Three Emerging Writers
We welcomed Karen Babine, Caleb Johnson, and Valerie Smith to campus for the fall 2024 installment of the series.
The Three Emerging Writers:
Karen Babine
Karen Babine is the two-time Minnesota Book Award-winning author of Water and What We Know: Following the Roots of a Northern Life (University of Minnesota, 2015), and All the Wild Hungers: A Season of Cooking and Cancer (Milkweed Editions, 2019). Her third book, The Allure of Elsewhere is forthcoming from Milkweed Editions in May 2025. She is currently a UC Foundation
associate professor of English at the University of Tennessee-Chattanooga, where
she was recognized with a UTAA Outstanding Teaching Award in 2023.
Caleb Johnson
Caleb Johnson is the author of the novel Treeborne (Picador), which received an honorable mention for the Southern Book Prize. His nonfiction has been cited in Best American Essays, and appears in Garden & Gun, Southern Living, The Wall Street Journal, and other publications. Caleb studied journalism at The University of Alabama and earned an MFA in creative writing from the University of Wyoming. He has received fellowships from the Longleaf Writers Conference, The Jentel Foundation, and the Sewanee Writers’ Conference. Currently, he teaches at the University of South Alabama.
Valerie A. Smith
Valerie A. Smith is the author of Back to Alabama, her debut poetry collection released this May from Sundress Publications. She is the 2024 Solstice MFA Spotlight Poet, a 2022 Sewanee Writers' Conference Scholar and 2020 Hambidge Center for the Creative Arts Fellow. She earned her PhD in English from Georgia State University and Master's from Kennesaw State University. Her poems appear in South Carolina Review, Radix, Aunt Chloe, Weber, Spectrum, Obsidian, Crosswinds, Dogwood, Solstice, Oyster River Pages, and Wayne Literary Review. Above all, she values spending quality time with her family.

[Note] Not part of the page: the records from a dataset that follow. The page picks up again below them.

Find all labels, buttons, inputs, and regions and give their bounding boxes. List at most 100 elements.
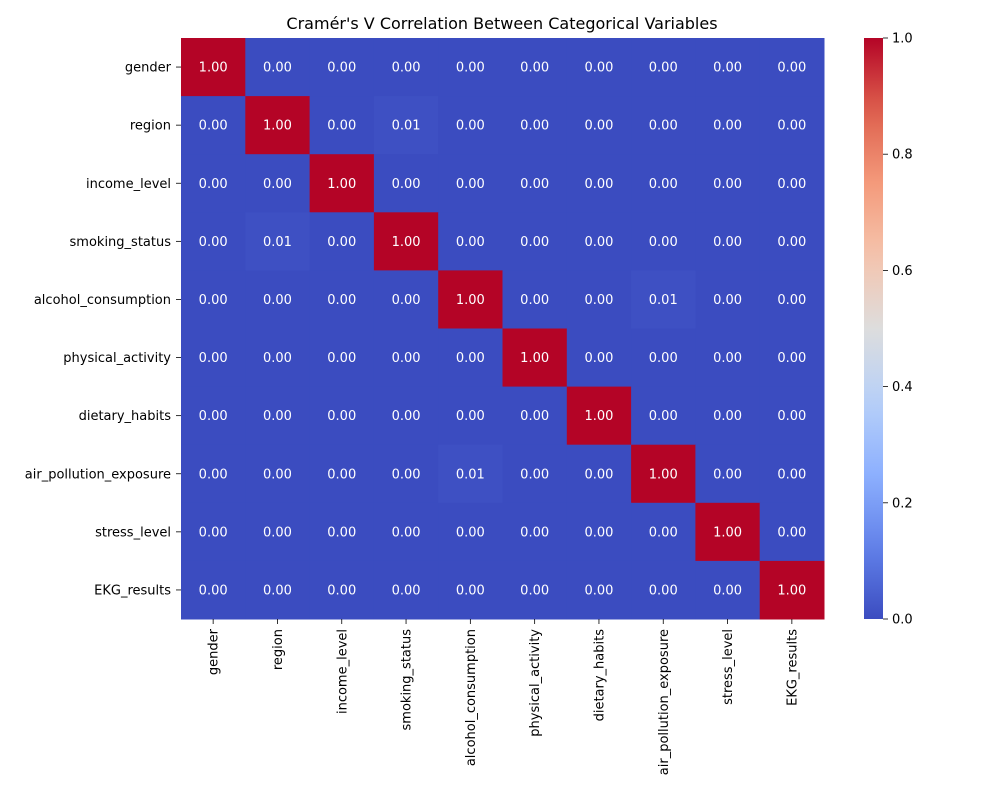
heatmap-cell-EKG_results-physical_activity [502, 560, 568, 620]
heatmap-cell-label: 0.00 [392, 351, 421, 366]
heatmap-cell-income_level-alcohol_consumption [438, 154, 503, 213]
heatmap-cell-region-stress_level [695, 96, 761, 155]
heatmap-cell-label: 0.00 [777, 525, 806, 540]
heatmap-cell-label: 0.00 [777, 351, 806, 366]
colorbar-gradient [864, 38, 883, 619]
heatmap-cell-physical_activity-physical_activity [502, 328, 568, 388]
heatmap-cell-air_pollution_exposure-income_level [309, 444, 375, 504]
heatmap-cell-stress_level-physical_activity [502, 502, 568, 562]
y-tick-label-region: region [130, 119, 171, 134]
heatmap-cell-label: 0.00 [263, 293, 292, 308]
heatmap-cell-physical_activity-smoking_status [373, 328, 439, 388]
heatmap-cell-stress_level-air_pollution_exposure [631, 502, 696, 562]
heatmap-cell-label: 0.00 [392, 583, 421, 598]
colorbar: 0.0 0.2 0.4 0.6 0.8 1.0 [864, 32, 913, 628]
heatmap-cell-air_pollution_exposure-air_pollution_exposure [631, 444, 696, 504]
heatmap-cell-EKG_results-region [245, 560, 311, 620]
heatmap-cell-label: 0.00 [713, 351, 742, 366]
heatmap-cell-label: 0.01 [263, 235, 292, 250]
heatmap-cell-region-region [245, 96, 311, 155]
heatmap-cell-label: 0.00 [199, 293, 228, 308]
heatmap-cell-gender-income_level [309, 38, 375, 97]
heatmap-cell-gender-dietary_habits [566, 38, 632, 97]
heatmap-cell-income_level-smoking_status [373, 154, 439, 213]
heatmap-cell-label: 1.00 [713, 525, 742, 540]
heatmap-cell-income_level-physical_activity [502, 154, 568, 213]
y-tick-label-income_level: income_level [86, 177, 171, 192]
heatmap-cell-physical_activity-income_level [309, 328, 375, 388]
heatmap-cell-income_level-stress_level [695, 154, 761, 213]
heatmap-cell-label: 1.00 [392, 235, 421, 250]
heatmap-cell-label: 0.00 [777, 293, 806, 308]
y-tick-label-dietary_habits: dietary_habits [79, 409, 172, 424]
heatmap-cell-label: 0.00 [199, 525, 228, 540]
heatmap-cell-region-smoking_status [373, 96, 439, 155]
heatmap-cell-dietary_habits-smoking_status [373, 386, 439, 446]
heatmap-cell-label: 0.01 [456, 467, 485, 482]
heatmap-cell-label: 0.00 [456, 235, 485, 250]
heatmap-cell-label: 0.00 [584, 525, 613, 540]
heatmap-cell-label: 0.00 [520, 467, 549, 482]
heatmap-cell-income_level-air_pollution_exposure [631, 154, 696, 213]
heatmap-cell-alcohol_consumption-smoking_status [373, 270, 439, 329]
heatmap-cell-income_level-dietary_habits [566, 154, 632, 213]
heatmap-cell-gender-smoking_status [373, 38, 439, 97]
heatmap-cell-smoking_status-smoking_status [373, 212, 439, 271]
heatmap-cell-smoking_status-physical_activity [502, 212, 568, 271]
heatmap-cell-EKG_results-smoking_status [373, 560, 439, 620]
heatmap-cell-alcohol_consumption-dietary_habits [566, 270, 632, 329]
heatmap-cell-EKG_results-dietary_habits [566, 560, 632, 620]
heatmap-cell-dietary_habits-income_level [309, 386, 375, 446]
heatmap-cell-dietary_habits-physical_activity [502, 386, 568, 446]
heatmap-cell-label: 0.00 [713, 293, 742, 308]
heatmap-cell-label: 0.00 [520, 583, 549, 598]
heatmap-cell-dietary_habits-gender [181, 386, 246, 446]
heatmap-cell-label: 0.00 [520, 119, 549, 134]
heatmap-cell-gender-air_pollution_exposure [631, 38, 696, 97]
heatmap-cell-label: 1.00 [584, 409, 613, 424]
heatmap-cell-label: 0.00 [327, 409, 356, 424]
heatmap-cell-label: 0.00 [584, 467, 613, 482]
heatmap-cell-region-dietary_habits [566, 96, 632, 155]
heatmap-cell-label: 0.00 [649, 119, 678, 134]
heatmap-cell-label: 0.00 [199, 235, 228, 250]
heatmap-cell-smoking_status-dietary_habits [566, 212, 632, 271]
heatmap-cell-label: 0.00 [327, 61, 356, 76]
heatmap-cell-alcohol_consumption-EKG_results [759, 270, 825, 329]
colorbar-tick-label: 0.6 [892, 264, 913, 279]
heatmap-cell-label: 0.00 [392, 177, 421, 192]
heatmap-cell-region-alcohol_consumption [438, 96, 503, 155]
heatmap-cell-stress_level-smoking_status [373, 502, 439, 562]
heatmap-cell-label: 1.00 [649, 467, 678, 482]
x-tick-label-alcohol_consumption: alcohol_consumption [464, 629, 479, 766]
heatmap-cell-label: 0.00 [777, 119, 806, 134]
heatmap-cell-label: 1.00 [777, 583, 806, 598]
heatmap-cell-label: 0.00 [713, 409, 742, 424]
x-tick-label-gender: gender [207, 628, 222, 675]
heatmap-cell-label: 0.00 [520, 525, 549, 540]
heatmap-cell-label: 0.00 [713, 177, 742, 192]
heatmap-cell-income_level-EKG_results [759, 154, 825, 213]
heatmap-cell-label: 0.01 [392, 119, 421, 134]
heatmap-cell-label: 0.00 [520, 409, 549, 424]
heatmap-cell-dietary_habits-dietary_habits [566, 386, 632, 446]
heatmap-cell-EKG_results-gender [181, 560, 246, 620]
heatmap-cell-region-gender [181, 96, 246, 155]
heatmap-cell-label: 0.00 [584, 61, 613, 76]
heatmap-cell-label: 0.00 [456, 177, 485, 192]
heatmap-cell-label: 0.00 [456, 119, 485, 134]
heatmap-cell-label: 0.00 [649, 525, 678, 540]
heatmap-cells [181, 38, 825, 620]
heatmap-cell-physical_activity-air_pollution_exposure [631, 328, 696, 388]
heatmap-cell-label: 0.00 [263, 351, 292, 366]
heatmap-cell-label: 1.00 [199, 61, 228, 76]
heatmap-cell-label: 0.00 [392, 409, 421, 424]
heatmap-cell-label: 1.00 [327, 177, 356, 192]
heatmap-cell-label: 0.00 [584, 583, 613, 598]
x-tick-label-physical_activity: physical_activity [528, 629, 543, 737]
heatmap-cell-label: 0.00 [263, 61, 292, 76]
heatmap-cell-region-income_level [309, 96, 375, 155]
heatmap-cell-physical_activity-stress_level [695, 328, 761, 388]
heatmap-cell-label: 0.00 [584, 235, 613, 250]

On Monday, February 12th, 2024, we were proud to welcome Halle Hill, Anna Laura Reeve, and Annie Woodford to campus to speak to students and the public about their writing.
There was an "In Conversation" panel from 1:40-3 PM. Then, a reading at 4 PM.
Both events were free and open to the public, and were in the Reece Museum in the Embodying Culture: Women in Appalachia exhibition.